Conservatives in Congress have already begun to retaliate against those companies that they perceive as pro-abortion companies. Citigroup, one of the largest banks in the U.S., has been targeted by conservatives who want the House and Sente to cancel the company's contracts to issue credit cards to lawmakers.
In Texas, a state lawmaker introduced a bill that would prevent companies who provide their employees with abortion-related benefits from doing business with local governments. In Florida, Disney has already felt the economic backlash of Gov. Ron DeSantis' campaign against the LGBTQ+ community. U.S. Sen. Mark Rubio introduced a bill, the "No Tax Breaks for Radical Corporate Activism Act," which would prevent employers from deducting travel expenses for their workers' abortions. This is in direct response to Citigroup, Apple, Yelp, Levi's, Match Group and Amazon, who have already announced they plan to reimburse travel costs to access abortion if their employees live in a state where it becomes illegal.
Technology companies have even more difficult issues to deal with. Dozens of large tech companies are headquartered in the states preparing to ban or restrict abortions. In the anti-abortion states, legal enforcement of the new laws may mean that user data could be a tool to enforce and pursue those who break those laws.
User data is often bought and sold by third parties who then use that information to effectively target advertising. This data normally includes the location of a person's phone, the applications they use, (for instance, ride-hailing), and the user's search history.
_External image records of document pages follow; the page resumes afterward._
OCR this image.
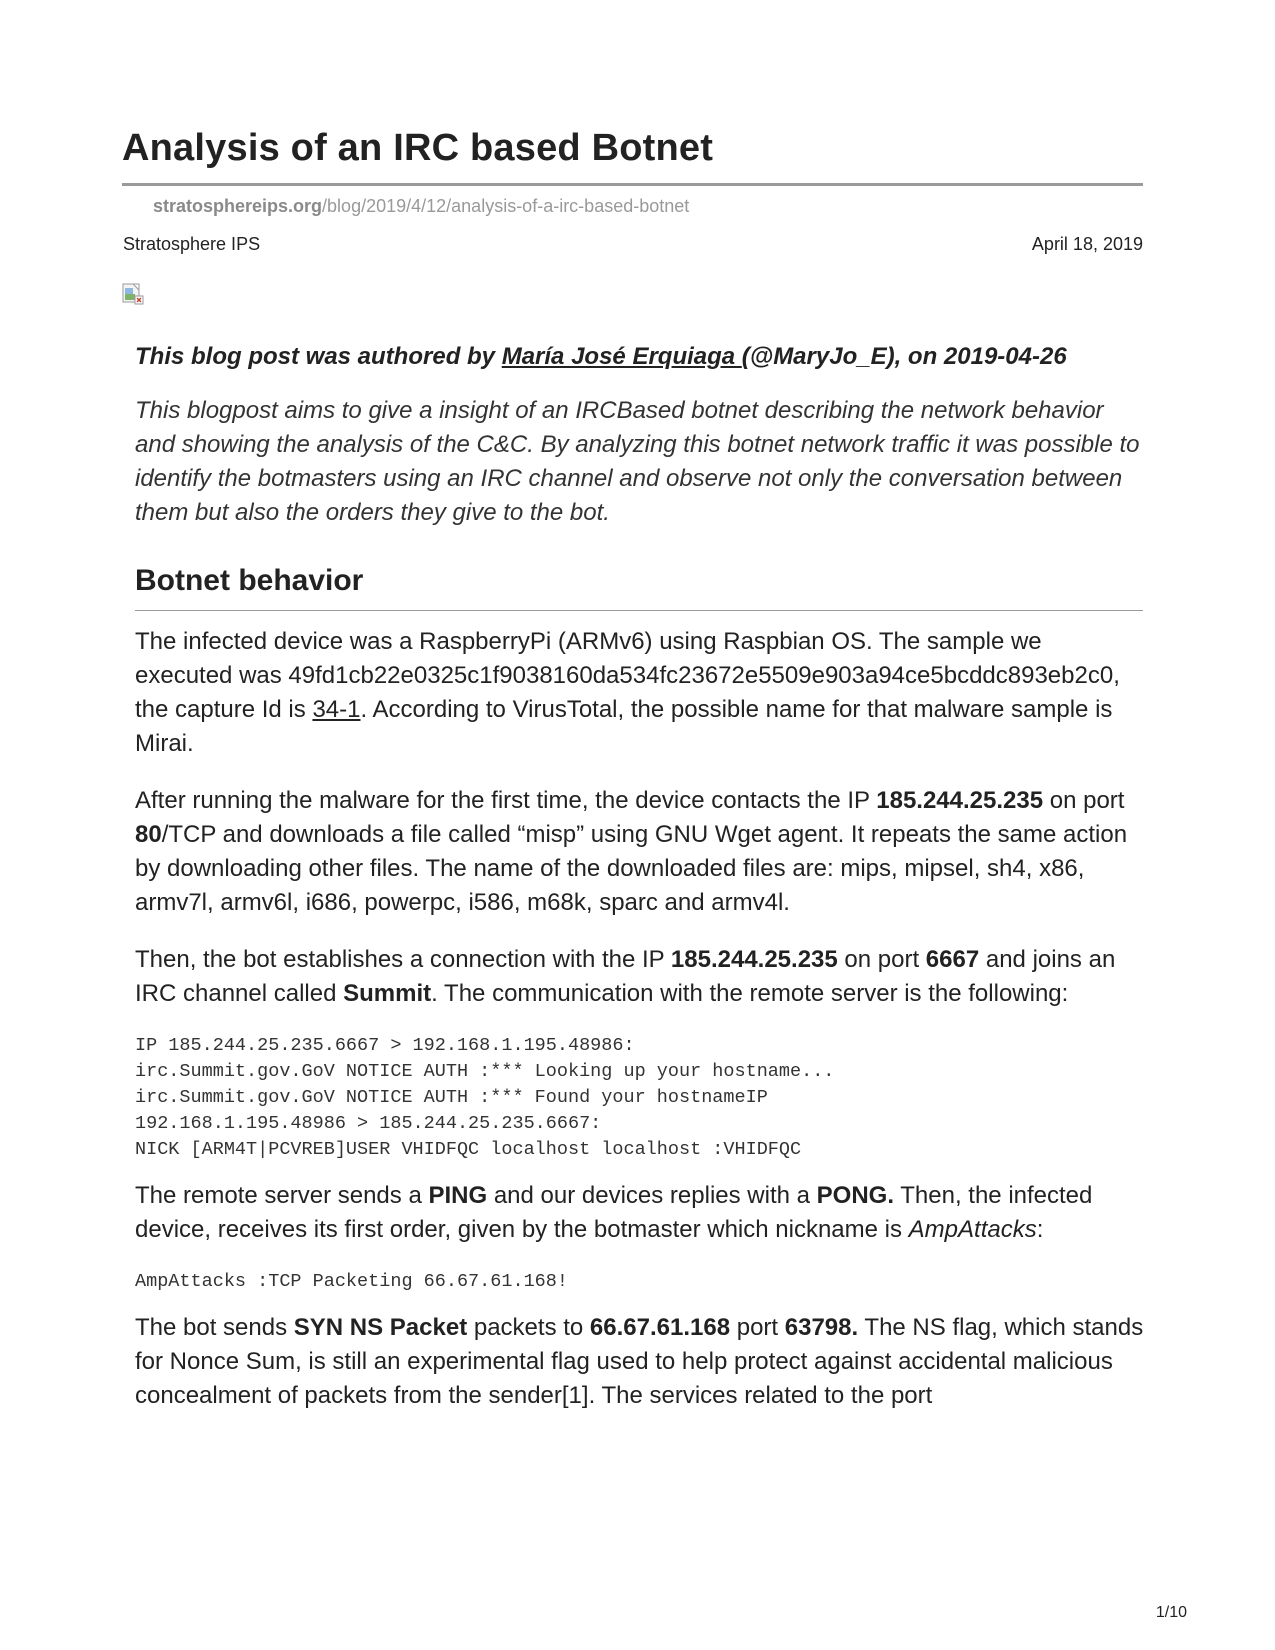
Analysis of an IRC based Botnet
stratosphereips.org/blog/2019/4/12/analysis-of-a-irc-based-botnet
Stratosphere IPS	April 18, 2019

This blog post was authored by María José Erquiaga (@MaryJo_E), on 2019-04-26

This blogpost aims to give a insight of an IRCBased botnet describing the network behavior and showing the analysis of the C&C. By analyzing this botnet network traffic it was possible to identify the botmasters using an IRC channel and observe not only the conversation between them but also the orders they give to the bot.

Botnet behavior

The infected device was a RaspberryPi (ARMv6) using Raspbian OS. The sample we executed was 49fd1cb22e0325c1f9038160da534fc23672e5509e903a94ce5bcddc893eb2c0, the capture Id is 34-1. According to VirusTotal, the possible name for that malware sample is Mirai.

After running the malware for the first time, the device contacts the IP 185.244.25.235 on port 80/TCP and downloads a file called “misp” using GNU Wget agent. It repeats the same action by downloading other files. The name of the downloaded files are: mips, mipsel, sh4, x86, armv7l, armv6l, i686, powerpc, i586, m68k, sparc and armv4l.

Then, the bot establishes a connection with the IP 185.244.25.235 on port 6667 and joins an IRC channel called Summit. The communication with the remote server is the following:

IP 185.244.25.235.6667 > 192.168.1.195.48986:
irc.Summit.gov.GoV NOTICE AUTH :*** Looking up your hostname...
irc.Summit.gov.GoV NOTICE AUTH :*** Found your hostnameIP
192.168.1.195.48986 > 185.244.25.235.6667:
NICK [ARM4T|PCVREB]USER VHIDFQC localhost localhost :VHIDFQC

The remote server sends a PING and our devices replies with a PONG. Then, the infected device, receives its first order, given by the botmaster which nickname is AmpAttacks:

AmpAttacks :TCP Packeting 66.67.61.168!

The bot sends SYN NS Packet packets to 66.67.61.168 port 63798. The NS flag, which stands for Nonce Sum, is still an experimental flag used to help protect against accidental malicious concealment of packets from the sender[1]. The services related to the port

1/10
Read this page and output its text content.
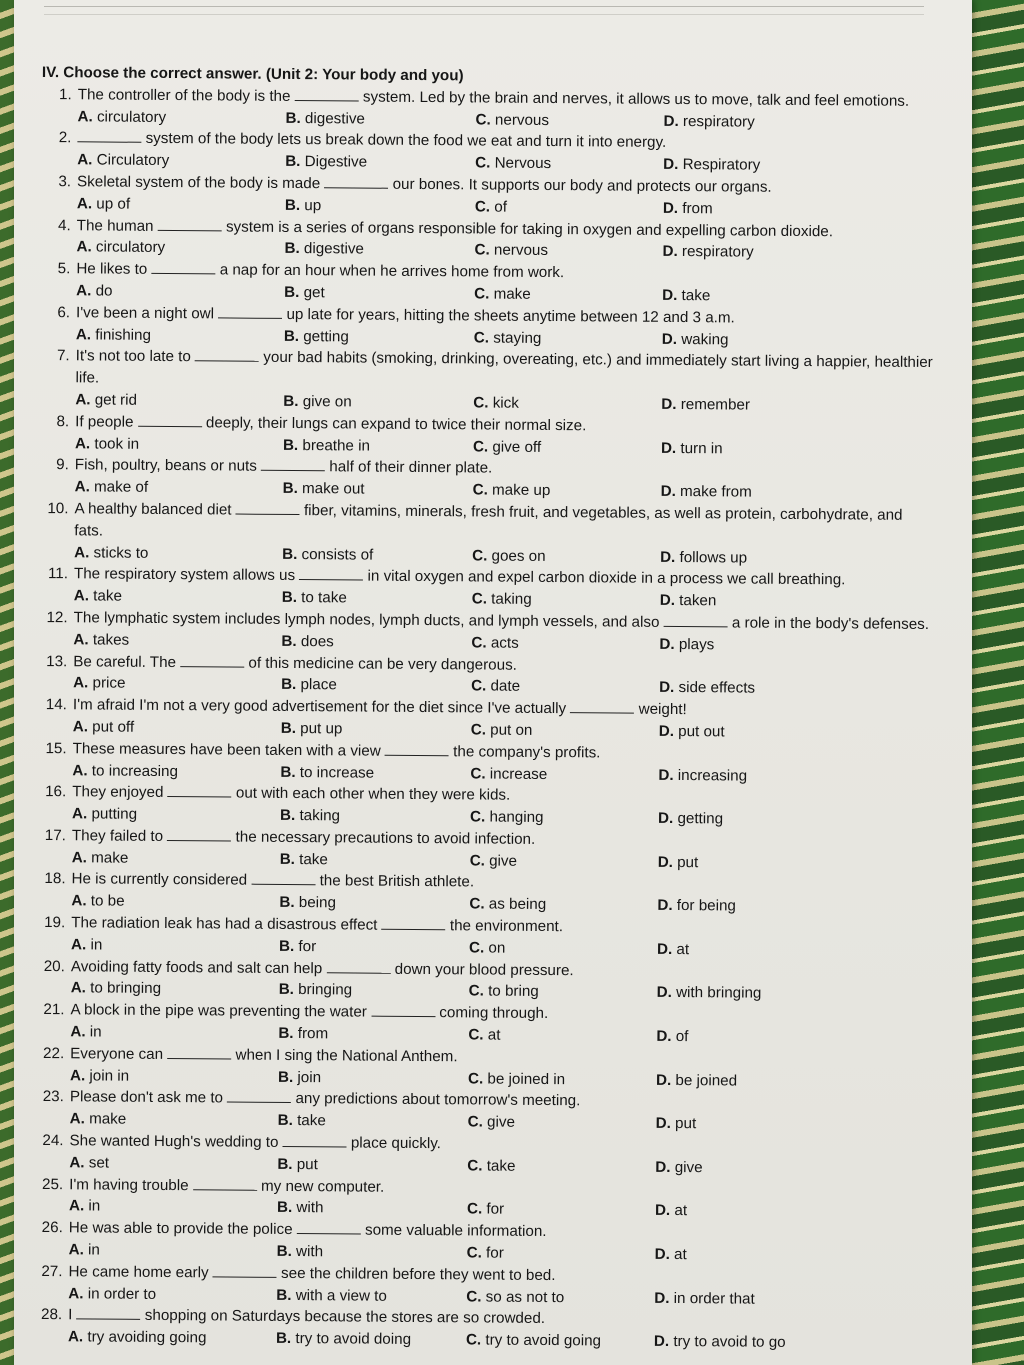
IV. Choose the correct answer. (Unit 2: Your body and you)
1. The controller of the body is the	system. Led by the brain and nerves, it allows us to move, talk and feel emotions.
A. circulatory	B. digestive	C. nervous	D. respiratory
2.	system of the body lets us break down the food we eat and turn it into energy.
A. Circulatory	B. Digestive	C. Nervous	D. Respiratory
3. Skeletal system of the body is made	our bones. It supports our body and protects our organs.
A. up of	B. up	C. of	D. from
4. The human	system is a series of organs responsible for taking in oxygen and expelling carbon dioxide.
A. circulatory	B. digestive	C. nervous	D. respiratory
5. He likes to	a nap for an hour when he arrives home from work.
A. do	B. get	C. make	D. take
6. I've been a night owl	up late for years, hitting the sheets anytime between 12 and 3 a.m.
A. finishing	B. getting	C. staying	D. waking
7. It's not too late to	your bad habits (smoking, drinking, overeating, etc.) and immediately start living a happier, healthier life.
A. get rid	B. give on	C. kick	D. remember
8. If people	deeply, their lungs can expand to twice their normal size.
A. took in	B. breathe in	C. give off	D. turn in
9. Fish, poultry, beans or nuts	half of their dinner plate.
A. make of	B. make out	C. make up	D. make from
10. A healthy balanced diet	fiber, vitamins, minerals, fresh fruit, and vegetables, as well as protein, carbohydrate, and fats.
A. sticks to	B. consists of	C. goes on	D. follows up
11. The respiratory system allows us	in vital oxygen and expel carbon dioxide in a process we call breathing.
A. take	B. to take	C. taking	D. taken
12. The lymphatic system includes lymph nodes, lymph ducts, and lymph vessels, and also	a role in the body's defenses.
A. takes	B. does	C. acts	D. plays
13. Be careful. The	of this medicine can be very dangerous.
A. price	B. place	C. date	D. side effects
14. I'm afraid I'm not a very good advertisement for the diet since I've actually	weight!
A. put off	B. put up	C. put on	D. put out
15. These measures have been taken with a view	the company's profits.
A. to increasing	B. to increase	C. increase	D. increasing
16. They enjoyed	out with each other when they were kids.
A. putting	B. taking	C. hanging	D. getting
17. They failed to	the necessary precautions to avoid infection.
A. make	B. take	C. give	D. put
18. He is currently considered	the best British athlete.
A. to be	B. being	C. as being	D. for being
19. The radiation leak has had a disastrous effect	the environment.
A. in	B. for	C. on	D. at
20. Avoiding fatty foods and salt can help	down your blood pressure.
A. to bringing	B. bringing	C. to bring	D. with bringing
21. A block in the pipe was preventing the water	coming through.
A. in	B. from	C. at	D. of
22. Everyone can	when I sing the National Anthem.
A. join in	B. join	C. be joined in	D. be joined
23. Please don't ask me to	any predictions about tomorrow's meeting.
A. make	B. take	C. give	D. put
24. She wanted Hugh's wedding to	place quickly.
A. set	B. put	C. take	D. give
25. I'm having trouble	my new computer.
A. in	B. with	C. for	D. at
26. He was able to provide the police	some valuable information.
A. in	B. with	C. for	D. at
27. He came home early	see the children before they went to bed.
A. in order to	B. with a view to	C. so as not to	D. in order that
28. I	shopping on Saturdays because the stores are so crowded.
A. try avoiding going	B. try to avoid doing	C. try to avoid going	D. try to avoid to go
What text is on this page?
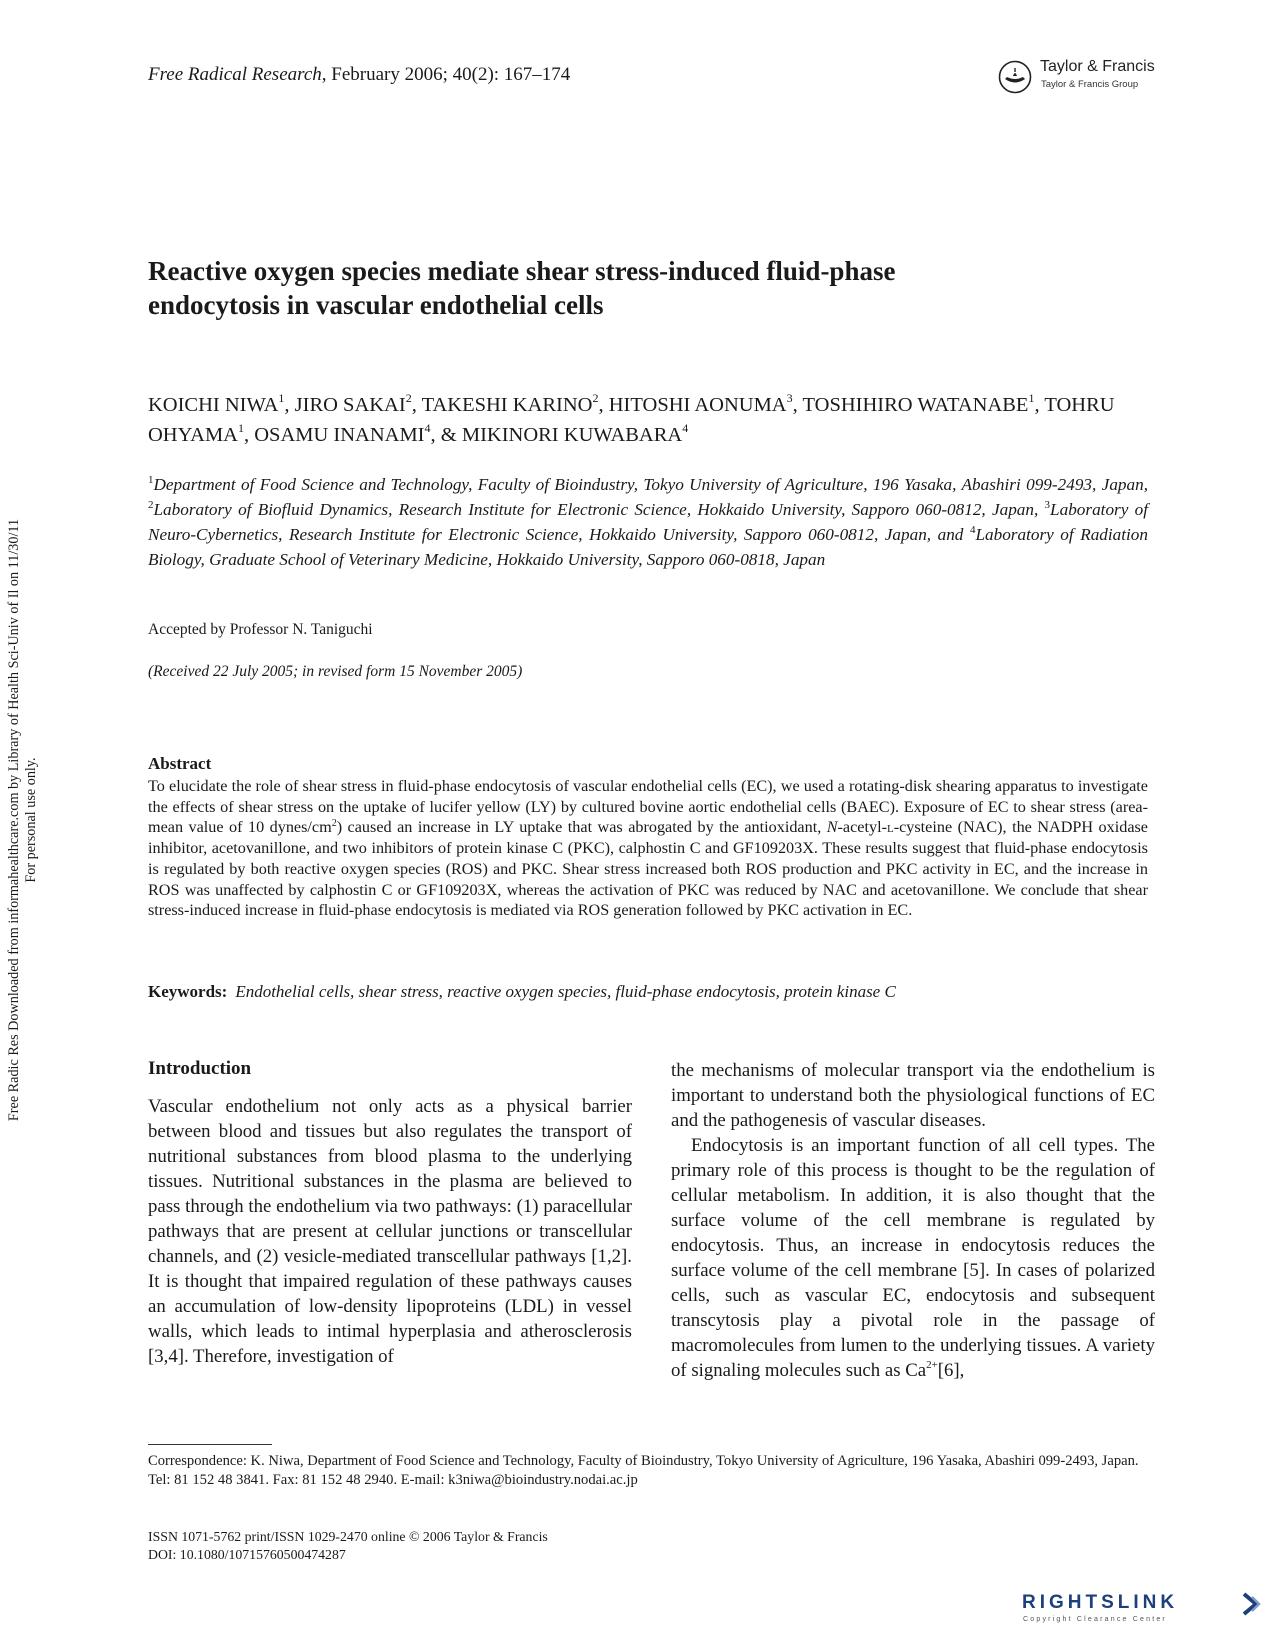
Free Radical Research, February 2006; 40(2): 167–174	Taylor & Francis
Taylor & Francis Group
Reactive oxygen species mediate shear stress-induced fluid-phase
endocytosis in vascular endothelial cells
KOICHI NIWA$^1$, JIRO SAKAI$^2$, TAKESHI KARINO$^2$, HITOSHI AONUMA$^3$, TOSHIHIRO WATANABE$^1$, TOHRU OHYAMA$^1$, OSAMU INANAMI$^4$, & MIKINORI KUWABARA$^4$
$^1$Department of Food Science and Technology, Faculty of Bioindustry, Tokyo University of Agriculture, 196 Yasaka, Abashiri 099-2493, Japan, $^2$Laboratory of Biofluid Dynamics, Research Institute for Electronic Science, Hokkaido University, Sapporo 060-0812, Japan, $^3$Laboratory of Neuro-Cybernetics, Research Institute for Electronic Science, Hokkaido University, Sapporo 060-0812, Japan, and $^4$Laboratory of Radiation Biology, Graduate School of Veterinary Medicine, Hokkaido University, Sapporo 060-0818, Japan
Accepted by Professor N. Taniguchi
(Received 22 July 2005; in revised form 15 November 2005)
Abstract
To elucidate the role of shear stress in fluid-phase endocytosis of vascular endothelial cells (EC), we used a rotating-disk shearing apparatus to investigate the effects of shear stress on the uptake of lucifer yellow (LY) by cultured bovine aortic endothelial cells (BAEC). Exposure of EC to shear stress (area-mean value of 10 dynes/$cm^2$) caused an increase in LY uptake that was abrogated by the antioxidant, N-acetyl-l-cysteine (NAC), the NADPH oxidase inhibitor, acetovanillone, and two inhibitors of protein kinase C (PKC), calphostin C and GF109203X. These results suggest that fluid-phase endocytosis is regulated by both reactive oxygen species (ROS) and PKC. Shear stress increased both ROS production and PKC activity in EC, and the increase in ROS was unaffected by calphostin C or GF109203X, whereas the activation of PKC was reduced by NAC and acetovanillone. We conclude that shear stress-induced increase in fluid-phase endocytosis is mediated via ROS generation followed by PKC activation in EC.
Keywords: Endothelial cells, shear stress, reactive oxygen species, fluid-phase endocytosis, protein kinase C
Introduction

Vascular endothelium not only acts as a physical barrier between blood and tissues but also regulates the transport of nutritional substances from blood plasma to the underlying tissues. Nutritional substances in the plasma are believed to pass through the endothelium via two pathways: (1) paracellular pathways that are present at cellular junctions or transcellular channels, and (2) vesicle-mediated transcellular pathways [1,2]. It is thought that impaired regulation of these pathways causes an accumulation of low-density lipoproteins (LDL) in vessel walls, which leads to intimal hyperplasia and atherosclerosis [3,4]. Therefore, investigation of

the mechanisms of molecular transport via the endothelium is important to understand both the physiological functions of EC and the pathogenesis of vascular diseases.

Endocytosis is an important function of all cell types. The primary role of this process is thought to be the regulation of cellular metabolism. In addition, it is also thought that the surface volume of the cell membrane is regulated by endocytosis. Thus, an increase in endocytosis reduces the surface volume of the cell membrane [5]. In cases of polarized cells, such as vascular EC, endocytosis and subsequent transcytosis play a pivotal role in the passage of macromolecules from lumen to the underlying tissues. A variety of signaling molecules such as $Ca^{2+}[6]$,

Correspondence: K. Niwa, Department of Food Science and Technology, Faculty of Bioindustry, Tokyo University of Agriculture, 196 Yasaka, Abashiri 099-2493, Japan. Tel: 81 152 48 3841. Fax: 81 152 48 2940. E-mail: k3niwa@bioindustry.nodai.ac.jp
ISSN 1071-5762 print/ISSN 1029-2470 online © 2006 Taylor & Francis
DOI: 10.1080/10715760500474287
Free Radic Res Downloaded from informahealthcare.com by Library of Health Sci-Univ of Il on 11/30/11 For personal use only.
RIGHTSLINK
Copyright Clearance Center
There is also an array of health tech, femtech and other medical-based applications that track and target women, their menstrual cycles, medications, and sexual activity. All of these apps, while promising privacy, are not immune from law enforcement and a court's subpoena power.
Could a local sheriff's department subpoena the IP address of someone or some organization they suspect are violating or have violated the statutes of new anti-abortion laws? Could state authorities demand tracking data from a tech company like Facebook, Apple, or Google that may or may not show visits to an abortion clinic out of state?
I know this is beginning to sound like the workings of a police state such as one would find in China or Russia, but given the background, it is reasonable to at least plan for the worst. Companies may try to downplay the significance of this issue, but the end of Roe v. Wade will open up the question of protection of health-care access for their workforce.
As has been shown in the past, consumers identify with companies and their brands that support their causes, while an employees' identity can be tied to ethical positions of the companies they work for. About the only good thing one can say is that companies still have a little time to plan and decide their response. The clock is ticking.